There is almost an inverse snobbery in being able to say how little the car has cost if one spreads the buying price over the years during which it has travelled the roads of Laois and Offaly. It would be hard to imagine buying a car for €1,300 and expecting it to cover 40,000-50,000 kilometres in a year without being constantly worried that it might somewhere come to an unanticipated halt.
Of course, being able to drive cheaply was only possible because of having the cash to buy the car in the first place, being able to write a cheque for €7,700 when the opportunity came to buy the car at a knockdown price. It is always those with money who can live the cheapest, whether it’s through having a credit card for online purchases, buying in bulk, accessing credit, or accumulating loyalty bonuses, it is those who have the most who are able to afford to spend the least.

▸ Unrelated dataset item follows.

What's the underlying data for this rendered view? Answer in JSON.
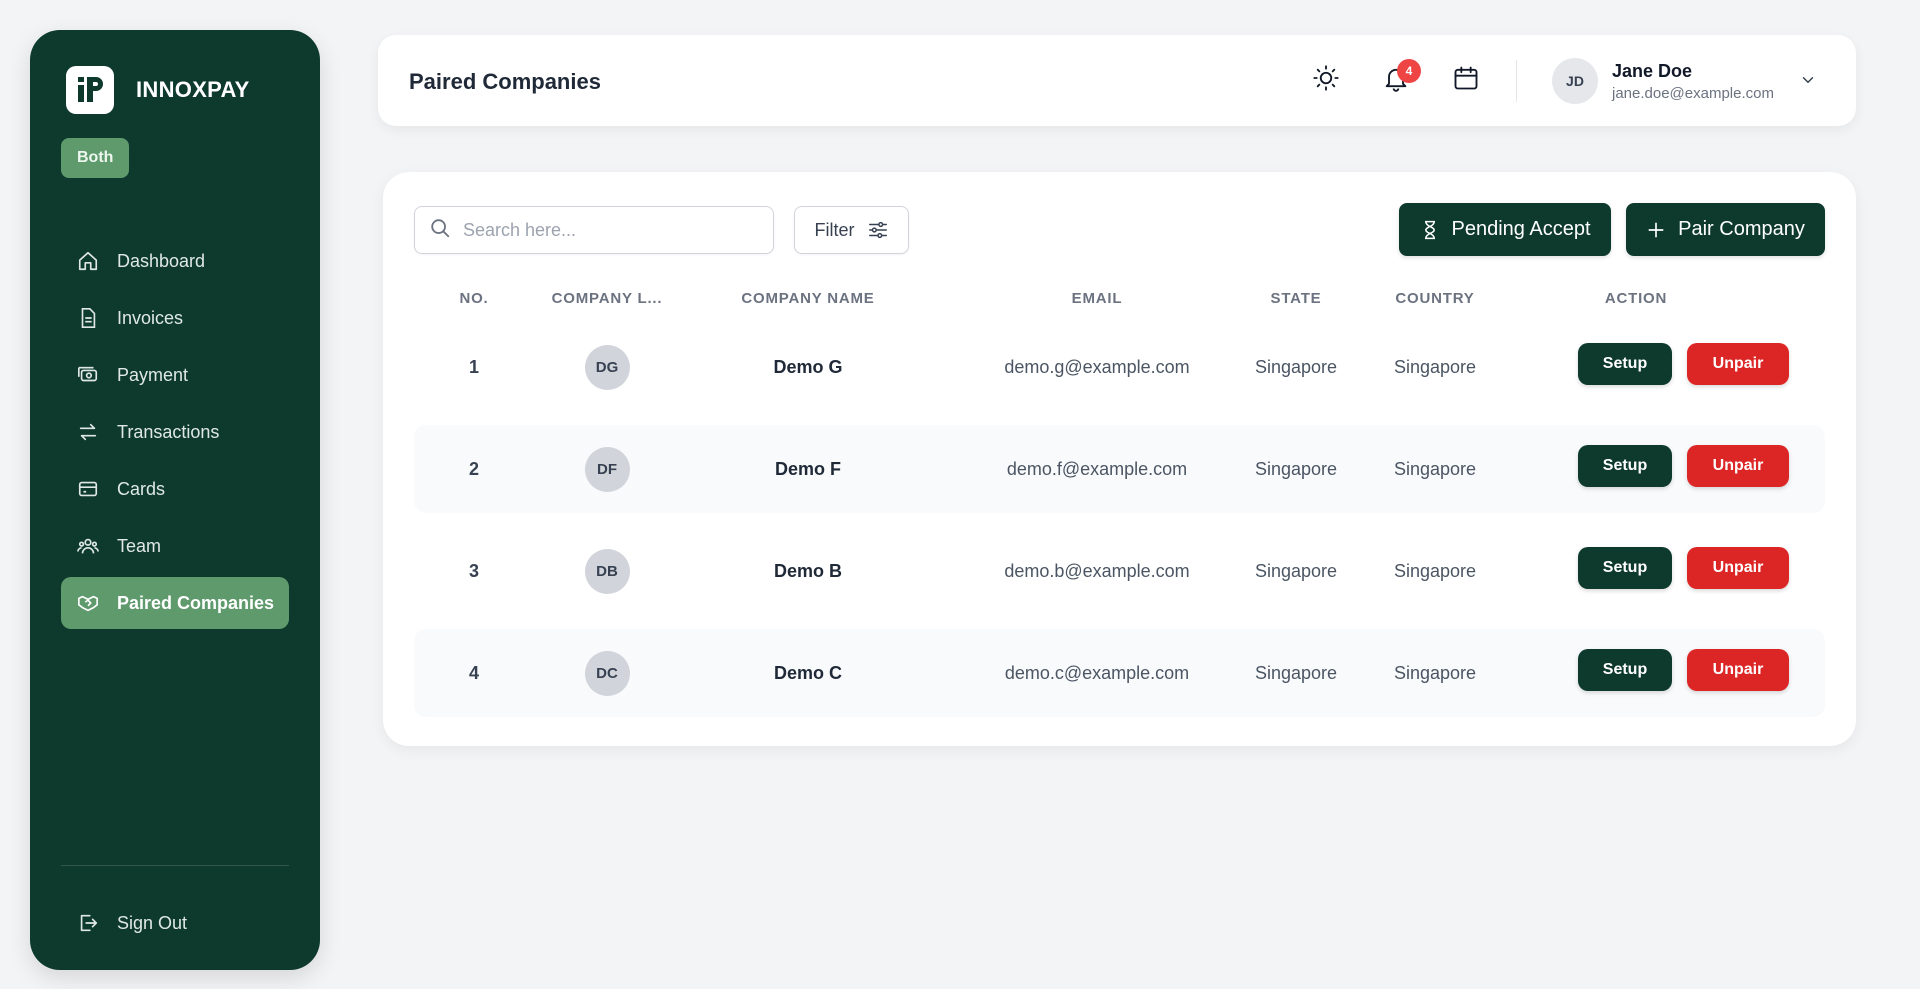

Frugality may be a virtue; it may also be a lifestyle choice.
There’s a 3rd. Frugality can simply be the limit of income.
Thank God for Lidl and Aldi these last few years. Many had a few little luxuries to lift the spirit, like a duck breast now and again, which would’ve been impossible within the social picture deployed by Dunnes Tesco and the usual suspects in most towns. They gave a tiny hope in a fug of imposed viciousness.
I did a Coursera course on Finance a few years back and it was very instructive to plug the numbers into Open Office new car -v- 2nd hand -v- cheap car.
I would agree with you. What makes me cross, though, is people forced to live on benefits being told they should live more frugally when frugality depends on having resources.
We are great Aldi fans, but I suppose, given the location of many of their stores, they may be an option for only those with a car.